Books!

50 copies of Addlands turned up in the post this morning. 50! That qualifies as News, I think.

50-copies-of-Addlands

Sultry does not cover it.

Arvon

2nd to 7th of May this year Sanjida O’Connell and I will be running a Course in Historical Fiction at The Hurst Arvon Centre. The guest is Rupert Thomson, which is also great. Please mention it to anyone who might be keen to come, or come yourself, of course. Grants are available to help with the fees. The Hurst is lovely. Its pond is icy.

HurstArvonCentre

Horatio Clare

And from Horatio Clare:

This is the book we have been waiting for from Tom Bullough, a complete work of art, astonishingly beautiful, deeply moving and gripping from first to last. Addlands appears to be a tale of the Welsh borders, told through the battles, loves and losses of its Heathcliff hero, Oliver, but it is much more – the story of how the land made us all, and how the last century has changed us. Zola would have saluted it, and pressed copies on his friends.

Which is very very civil of him.

Niall Griffiths

Niall Griffiths on Addlands:

Marrow-deep in its connection to place yet global in its thematic exploration and significance, Addlands does what literature should unstintingly aspire to do: make individual lives the essential stuff of epic. In crystalline, perfect, and stunning prose, Tom Bullough sites, convincingly and movingly, the entire history of these islands in a small section of Radnorshire. The presence of this book – in shops, in libraries, in homes, in the minds of its readers – will improve the broken, atomised world. It’s an astonishing work of words.

Million thanks to him…

ADDLANDS (again)

Here’s a proof of Addlands – and a wondrous thing it is too. Hats off to Granta; they do things properly. I will have to post something lengthy about this soon, but in the meantime, let’s just say that this is EXACTLY what it ought to be: cover, type, photos, genius editor/s. I want to dispense copies of it to passing walkers.

Addlands continued

Six months now till ADDLANDS puts in a proper appearance, though proofs have been around now for a few months. I am coming to like long lead times. They give you a chance to draw breath and look around and start to get a sense of what your book looks like to other people. It always takes some adjustment, this bit – discovering that your characters exist now in others’ heads. Recently some writers I (greatly) admire have taken the time to read and comment on ADDLANDS, so I thought I’d put up their comments while I fiddle with a proper page for this site…

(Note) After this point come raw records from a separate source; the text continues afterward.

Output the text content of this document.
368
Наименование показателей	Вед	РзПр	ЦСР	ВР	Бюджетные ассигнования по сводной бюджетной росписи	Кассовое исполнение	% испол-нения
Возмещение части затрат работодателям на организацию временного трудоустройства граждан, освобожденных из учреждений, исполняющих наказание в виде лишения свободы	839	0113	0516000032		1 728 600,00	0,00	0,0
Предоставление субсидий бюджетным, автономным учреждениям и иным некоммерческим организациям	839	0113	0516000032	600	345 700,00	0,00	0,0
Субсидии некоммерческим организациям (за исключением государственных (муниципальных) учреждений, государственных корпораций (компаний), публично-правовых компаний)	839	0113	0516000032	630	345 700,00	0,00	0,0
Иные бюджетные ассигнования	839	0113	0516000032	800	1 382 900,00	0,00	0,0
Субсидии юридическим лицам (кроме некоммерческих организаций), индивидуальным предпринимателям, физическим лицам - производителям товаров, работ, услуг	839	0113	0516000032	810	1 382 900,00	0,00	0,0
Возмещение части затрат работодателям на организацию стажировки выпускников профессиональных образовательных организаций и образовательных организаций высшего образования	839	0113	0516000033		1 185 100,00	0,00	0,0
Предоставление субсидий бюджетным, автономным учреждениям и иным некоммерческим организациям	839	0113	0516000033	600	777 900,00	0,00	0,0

‘Addlands is a gorgeous and painstaking evocation of the land and those who work it. Bullough’s writing is a joy – disciplined, observant and musical, blissfully free of cliché’
Andrew Miller

‘Addlands is a mesmerisingly beautiful experience, a haunting fusion of person, place and history. It is a really important contribution to the literature of the Welsh borders.’
Gerard Woodward

‘Tom Bullough’s story of one family’s struggle in a world of continuity and change is beautifully imagined and exquisitely told – passionate, lyrical, profound, sad, and sometimes, too, when you least expect it, very funny’
Carys Davis

‘I greatly admire his writing, which both requires – and generously rewards – close reading. Its visionary intensity is always thrilling, often moving.
Through a succession of brilliant word-paintings a group of interrelated characters evolves over seventy years. He handles a complex narrative with seemingly effortless skill and evokes circumscribed lives without condescension.
Few sheep-farmers in my valley – not so far from Tom’s – have children willing to continue the way-of-life he celebrates. He bravely chronicles ancient patterns of living whose future is insecure…
The English-Scottish border had that great novelist Sir Walter Scott to map its history : the English-Welsh March is imaginative territory Tom Bullough in his turn is making into his very own magical kingdom. What will he write next ?!’